FO exige aussi un cadrage de la fourchette de rémunération indiquée dans les offres d’emploi, pour que l’amplitude ne soit pas trop forte. On sait que les femmes vont moins négocier leur salaire à l’embauche que les hommes. Donc elles seront dans la fourchette basse alors que les hommes seront dans la fourchette haute dès l’embauche, déplore Béatrice Clicq.

Autre revendication, dans les entreprises de moins de 250 salariés, en cas de décision unilatérale de l’employeur en matière de mesures à prendre pour lutter contre les écarts de rémunération, FO revendique une information annuelle du CSE sur les avancées et un contrôle par l’inspection du travail. Les résultats ne seront publiés que tous les trois ans.
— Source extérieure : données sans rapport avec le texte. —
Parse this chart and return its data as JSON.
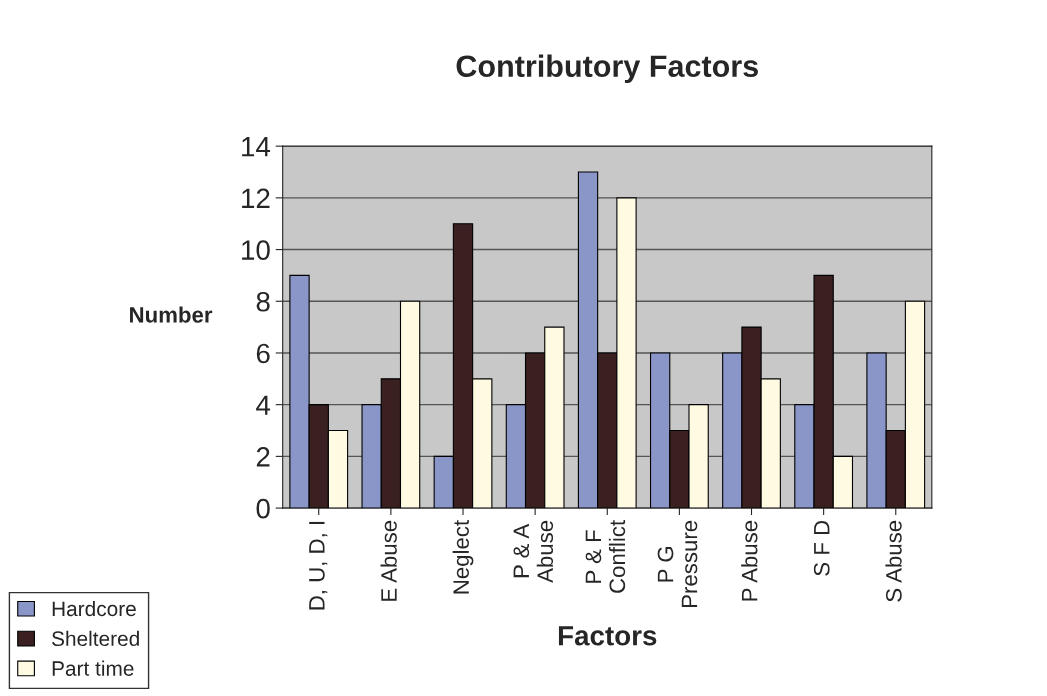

Et si les écarts persistent mais que la procédure est respectée, il n’y aura pas de sanction, dénonce Béatrice Clicq.

Les négociations se poursuivent en parallèle pour le service public avec un groupe de travail dédié, auquel participe la fédération générale des fonctionnaires FGF-FO. La loi française doit être mieux-disante que la directive. Nous demandons notamment la mise en place d’une égalité réelle de rémunération, et non la prise en compte d’un écart d’au moins 5%, ce qui représente tout de même, pour un salaire de 2 500 euros, une différence de 1 500 euros par an, souligne Patrice Perouas, secrétaire fédéral.